11470097 · 2022-10-11
Assignee
Inventors
- Shingo Orihara (Musashino, JP)
- Tohru Sato (Musashino, JP)
- Yohsuke Shimada (Musashino, JP)
- Yang Zhong (Musashino, JP)
- Yuta Iwaki (Musashino, JP)
Cpc classification
H04L67/02
ELECTRICITY
G06F21/55
PHYSICS
International classification
Abstract
A global profile generation unit acquires a profile including, as an entry, information on parameter values for a combination of path parts and parameter names included in a normal HTTP request to a web server. When entries, in which the path parts are different but the parameter names are the same, are present in the acquired profile, the global profile generation unit generates a global profile in which the entries of the parameter names are aggregated in the acquired profile.
Claims
1. A profile generation device that generates a profile indicating characteristics of a request to a web server, the request being a detection target, the profile generation device comprising: a memory; and a processor coupled to the memory and programmed to execute a process comprising: acquiring profile information including a combination of path parts and parameters included in a request that is learning data; and when a group of the acquired profile information includes a predetermined number or more of profile information in which the path parts are different but similarity between names of the parameters is equal to or more than a predetermined value, generating a profile in which the group of the profile information is aggregated, wherein the similarity is determined in accordance with a length Z of a longest common subsequence between a character class sequence of the profile, the character class sequence of the profile having a length X, and a character class sequence of the detection target, the character class sequence of the detection target having a length Y, such that the similarity S is given by
S=Z/(X+Y−Z), and wherein the character class sequence of the profile is a sequence in which characters constituting the parameters are classified into classes including as AL (a character class (alpha) representing an alphabet), NU (a character class (numeric) representing a numeral), or SY (a character class (symbol) representing a symbol), and classification results are arranged according to an arrangement of character strings.
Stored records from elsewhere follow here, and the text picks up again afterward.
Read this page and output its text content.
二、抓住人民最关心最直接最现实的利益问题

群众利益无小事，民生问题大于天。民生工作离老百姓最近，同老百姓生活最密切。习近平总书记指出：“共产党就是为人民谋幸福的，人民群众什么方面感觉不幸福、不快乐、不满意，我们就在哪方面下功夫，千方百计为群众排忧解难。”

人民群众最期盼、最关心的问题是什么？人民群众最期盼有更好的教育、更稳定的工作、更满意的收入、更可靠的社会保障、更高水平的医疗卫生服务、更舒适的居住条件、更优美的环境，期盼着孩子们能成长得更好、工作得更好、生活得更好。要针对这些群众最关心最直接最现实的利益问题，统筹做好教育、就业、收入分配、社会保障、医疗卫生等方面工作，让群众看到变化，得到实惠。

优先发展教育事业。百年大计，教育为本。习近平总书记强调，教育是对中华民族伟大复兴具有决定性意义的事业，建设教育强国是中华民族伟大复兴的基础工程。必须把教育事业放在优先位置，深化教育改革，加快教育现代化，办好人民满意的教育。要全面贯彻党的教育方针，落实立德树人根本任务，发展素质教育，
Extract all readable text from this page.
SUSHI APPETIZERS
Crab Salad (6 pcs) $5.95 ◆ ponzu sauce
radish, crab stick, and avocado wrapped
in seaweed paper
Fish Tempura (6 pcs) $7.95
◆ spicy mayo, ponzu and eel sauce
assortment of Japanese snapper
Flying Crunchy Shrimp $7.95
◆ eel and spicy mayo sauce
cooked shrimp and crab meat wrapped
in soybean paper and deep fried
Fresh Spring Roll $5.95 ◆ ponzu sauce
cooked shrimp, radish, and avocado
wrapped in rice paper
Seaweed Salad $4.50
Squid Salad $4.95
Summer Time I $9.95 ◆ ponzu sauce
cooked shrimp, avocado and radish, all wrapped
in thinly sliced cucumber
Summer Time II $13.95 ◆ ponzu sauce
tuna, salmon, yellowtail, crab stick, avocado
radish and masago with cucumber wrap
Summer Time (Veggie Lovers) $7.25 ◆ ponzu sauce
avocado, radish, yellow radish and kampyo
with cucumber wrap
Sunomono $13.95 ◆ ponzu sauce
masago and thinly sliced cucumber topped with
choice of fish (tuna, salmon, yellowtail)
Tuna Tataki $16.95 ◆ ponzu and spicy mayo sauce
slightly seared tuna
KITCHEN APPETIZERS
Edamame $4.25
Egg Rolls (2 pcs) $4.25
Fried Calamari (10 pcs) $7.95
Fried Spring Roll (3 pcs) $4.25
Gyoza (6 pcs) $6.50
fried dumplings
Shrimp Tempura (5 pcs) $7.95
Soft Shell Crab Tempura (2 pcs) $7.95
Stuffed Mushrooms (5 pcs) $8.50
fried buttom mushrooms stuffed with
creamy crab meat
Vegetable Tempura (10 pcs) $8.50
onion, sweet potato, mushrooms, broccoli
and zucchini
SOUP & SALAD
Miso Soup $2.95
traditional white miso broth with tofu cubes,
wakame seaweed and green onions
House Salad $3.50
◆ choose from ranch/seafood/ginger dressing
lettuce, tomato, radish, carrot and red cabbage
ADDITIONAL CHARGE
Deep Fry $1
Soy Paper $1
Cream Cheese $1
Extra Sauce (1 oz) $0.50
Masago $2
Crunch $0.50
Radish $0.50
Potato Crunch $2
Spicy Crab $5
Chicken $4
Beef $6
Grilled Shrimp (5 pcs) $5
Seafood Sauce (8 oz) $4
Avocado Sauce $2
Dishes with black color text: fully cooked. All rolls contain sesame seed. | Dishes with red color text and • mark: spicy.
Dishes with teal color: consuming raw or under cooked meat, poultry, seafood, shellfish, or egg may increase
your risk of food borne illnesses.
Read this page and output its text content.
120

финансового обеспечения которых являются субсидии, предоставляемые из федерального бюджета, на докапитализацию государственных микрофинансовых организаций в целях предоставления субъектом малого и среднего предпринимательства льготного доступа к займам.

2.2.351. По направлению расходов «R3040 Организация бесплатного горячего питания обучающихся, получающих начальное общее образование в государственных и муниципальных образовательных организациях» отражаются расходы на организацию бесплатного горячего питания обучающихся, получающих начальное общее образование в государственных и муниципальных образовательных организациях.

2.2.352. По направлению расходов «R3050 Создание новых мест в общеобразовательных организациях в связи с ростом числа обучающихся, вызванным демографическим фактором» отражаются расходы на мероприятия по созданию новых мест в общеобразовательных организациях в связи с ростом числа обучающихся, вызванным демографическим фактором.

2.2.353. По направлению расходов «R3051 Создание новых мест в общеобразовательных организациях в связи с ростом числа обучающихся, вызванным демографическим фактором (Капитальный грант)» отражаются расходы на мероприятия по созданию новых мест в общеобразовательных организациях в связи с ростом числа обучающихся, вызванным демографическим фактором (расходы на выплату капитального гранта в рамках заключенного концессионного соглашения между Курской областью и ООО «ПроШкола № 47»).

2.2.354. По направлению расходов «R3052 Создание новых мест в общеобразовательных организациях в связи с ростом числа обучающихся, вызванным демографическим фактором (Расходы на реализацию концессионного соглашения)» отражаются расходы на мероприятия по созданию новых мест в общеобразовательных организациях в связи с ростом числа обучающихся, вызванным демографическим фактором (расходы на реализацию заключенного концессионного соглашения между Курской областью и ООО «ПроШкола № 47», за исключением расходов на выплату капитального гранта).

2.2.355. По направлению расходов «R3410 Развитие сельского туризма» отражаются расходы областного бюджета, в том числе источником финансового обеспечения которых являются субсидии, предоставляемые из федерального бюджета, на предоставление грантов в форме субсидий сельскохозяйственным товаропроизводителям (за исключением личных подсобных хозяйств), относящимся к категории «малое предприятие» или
2. The profile generation device according to claim 1, wherein, when the group of the acquired profile information includes a predetermined number or more of profile information groups in which the path parts are different but the names of the parameters are equal to each other, setting the profile information group, in which the names of the parameters are equal to each other, as an aggregation target.
3. The profile generation device according to claim 1, wherein, when aggregating a profile information group in which the similarity between the names of the parameters is equal to or more than the predetermined value, aggregating a profile information group in which similarity between parameter value information included in the profile information group is equal to or more than a predetermined value.
4. The profile generation device according to claim 3, wherein, when aggregating a profile information group in which the similarity between the names of the parameter is equal to or more than the predetermined value, setting, as a non-aggregation target, parameter value information in which the number of appearances or an appearance ratio of the parameter value information in the profile information group is smaller than the predetermined value.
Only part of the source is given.